Kalau kita mau mendapatkan solusi terkait monyet ekor panjang ya harus berdasarkan data. Titik penyerangannya di mana saja, populasinya ada berapa. Nantinya, kita akan tahu populasinya itu sudah masuk ke hama atau masih dalam batas wajar. Kalau menurut saya pribadi, ketika sudah masuk ke masalah hama itu mau enggak mau harus dilakukan sebuah tindakan karena akan menjadi masalah sosial atau ekologis.
Seberapa efektif upaya yang dilakukan oleh pemerintah?
Saya enggak akan bicara efektif atau enggak, cuma kalau memang efektif kan harusnya penyerangan monyet ekor panjang tidak terjadi lagi. Jadi ya dinilai sendiri aja. Intinya monyet ekor panjang ini masih jadi pekerjaan rumah yang besar. Ini menjadi sebuah hal yang harus diselesaikan bersama-sama, bukan hanya tanggung jawab pemerintah, relawan, atau masyarakat, tapi tanggung jawab bersama.

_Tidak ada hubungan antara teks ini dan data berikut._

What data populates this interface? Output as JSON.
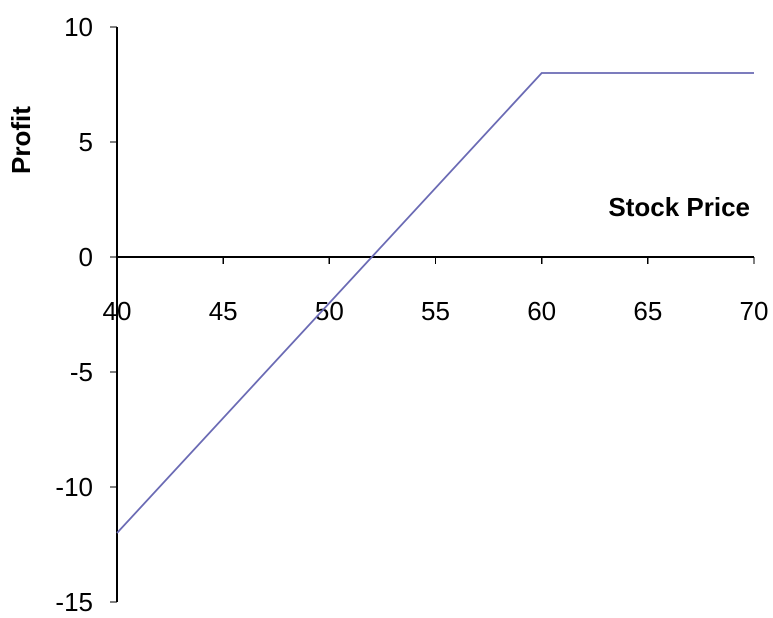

Intinya, kita butuh media bareng untuk kumpul, ketemu, dan membahas ini semua. Pemerintah ada kebijakan apa, relawan ada data apa, masyarakat ada masalah apa, itu kan kalau enggak ketemu enggak akan menemukan solusi. Kita punya data dan kita bingung mau sampaikan ke siapa, kalau disampaikan pun rekomendasi minta pertanggungjawabannya ke siapa itu enggak ada. Sampai saat ini, kita sekadar ngobrol dan datang ke dinas terkait. Laporan sudah diterima, tapi apakah data-data ini harus kita jalankan atau enggak perlu lakukan itu lagi, kita enggak tahu.
Apakah pemerintah sudah berinisiatif mendiskusikan permasalahan ini bersama warga?

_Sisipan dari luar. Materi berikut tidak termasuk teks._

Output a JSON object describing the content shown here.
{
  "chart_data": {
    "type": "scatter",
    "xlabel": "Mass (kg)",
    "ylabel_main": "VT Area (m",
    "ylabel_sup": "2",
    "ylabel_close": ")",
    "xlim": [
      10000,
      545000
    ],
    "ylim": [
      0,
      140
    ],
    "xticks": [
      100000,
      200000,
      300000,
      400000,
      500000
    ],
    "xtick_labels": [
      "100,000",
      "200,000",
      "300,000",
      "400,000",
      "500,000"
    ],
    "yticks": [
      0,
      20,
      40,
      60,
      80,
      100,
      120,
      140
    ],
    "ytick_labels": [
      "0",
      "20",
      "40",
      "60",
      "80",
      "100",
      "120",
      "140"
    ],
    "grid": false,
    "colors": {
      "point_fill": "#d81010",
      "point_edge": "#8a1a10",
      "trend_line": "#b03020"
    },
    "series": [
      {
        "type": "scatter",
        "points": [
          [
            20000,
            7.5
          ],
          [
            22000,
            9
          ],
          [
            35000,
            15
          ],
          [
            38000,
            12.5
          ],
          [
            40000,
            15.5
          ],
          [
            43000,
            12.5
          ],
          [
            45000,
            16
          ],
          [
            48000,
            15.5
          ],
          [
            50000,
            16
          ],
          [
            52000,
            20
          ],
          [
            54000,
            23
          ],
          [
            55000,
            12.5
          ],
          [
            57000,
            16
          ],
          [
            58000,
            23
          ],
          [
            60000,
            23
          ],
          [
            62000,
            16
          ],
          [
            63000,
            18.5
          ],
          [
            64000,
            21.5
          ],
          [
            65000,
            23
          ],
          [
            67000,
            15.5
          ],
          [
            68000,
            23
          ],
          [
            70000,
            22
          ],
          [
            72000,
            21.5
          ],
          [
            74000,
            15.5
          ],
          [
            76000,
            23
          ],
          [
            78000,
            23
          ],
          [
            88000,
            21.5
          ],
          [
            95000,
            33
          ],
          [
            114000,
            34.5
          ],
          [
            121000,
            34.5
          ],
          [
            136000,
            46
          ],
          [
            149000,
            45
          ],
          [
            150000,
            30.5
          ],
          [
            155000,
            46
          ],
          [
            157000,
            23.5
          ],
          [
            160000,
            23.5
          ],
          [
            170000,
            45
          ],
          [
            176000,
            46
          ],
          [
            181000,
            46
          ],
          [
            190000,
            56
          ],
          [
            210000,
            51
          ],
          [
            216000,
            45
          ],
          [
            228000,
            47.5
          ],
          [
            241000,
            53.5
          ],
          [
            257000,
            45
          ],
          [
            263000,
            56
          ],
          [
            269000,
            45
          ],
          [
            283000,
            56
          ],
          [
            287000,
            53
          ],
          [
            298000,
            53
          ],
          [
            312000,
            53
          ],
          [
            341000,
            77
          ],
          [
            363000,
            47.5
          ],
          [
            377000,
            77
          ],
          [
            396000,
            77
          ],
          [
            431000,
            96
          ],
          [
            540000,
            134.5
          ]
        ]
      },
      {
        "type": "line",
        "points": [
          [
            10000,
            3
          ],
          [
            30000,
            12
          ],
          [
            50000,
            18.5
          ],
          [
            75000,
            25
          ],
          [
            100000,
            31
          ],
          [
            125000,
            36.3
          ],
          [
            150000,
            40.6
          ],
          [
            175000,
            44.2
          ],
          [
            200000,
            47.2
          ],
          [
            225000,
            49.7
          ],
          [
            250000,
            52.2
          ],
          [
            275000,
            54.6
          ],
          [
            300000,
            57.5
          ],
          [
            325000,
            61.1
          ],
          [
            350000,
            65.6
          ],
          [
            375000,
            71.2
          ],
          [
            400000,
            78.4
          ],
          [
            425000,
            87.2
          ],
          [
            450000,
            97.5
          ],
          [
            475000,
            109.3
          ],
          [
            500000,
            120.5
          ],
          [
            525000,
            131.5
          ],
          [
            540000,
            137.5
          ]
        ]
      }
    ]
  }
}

Sampai saat ini saya dan teman-teman relawan belum pernah dapet undangan untuk duduk bareng. Kalau denger dari obrolan, beberapa temen dari instansi katanya sudah ada beberapa pertemuan. Cuma kalau kita tanyakan, notulanya belum pernah sampai ke kami. Artinya kan kita enggak tahu; apakah sudah ada pertemuan atau memang belum ada atau sudah ada, tapi belum optimal.
Menurut Anda, upaya kumpul bareng seperti apa yang seharusnya dilakukan pemerintah?
Kita hidup bernegara, ada peraturan. Segala sesuatu kan muaranya di kebijakan. Harapan saya sih kebijakan untuk permasalahan monyet ekor panjang dan lingkungan bisa dibuat berdasarkan data dan permasalahan yang ada. Saya ingin ada pertemuan antara masyarakat dan seluruh stakeholder. Kita diskusi, ngobrol, dan sharing data. Kemudian, kebijakan-kebijakan yang dibuat oleh pemerintah itu sesuai data yang ada karena banyak kebijakan tidak melihat sisi lain seperti sosial dan lingkungan, kebanyakan justru melihat sisi ekonomi. Jadi, kebijakan tuh benar-benar bisa mengakomodasi kepentingan masyarakat, budaya, sosial, ekonomi, ekosistem. Itu akan jadi win-win solution buat semuanya.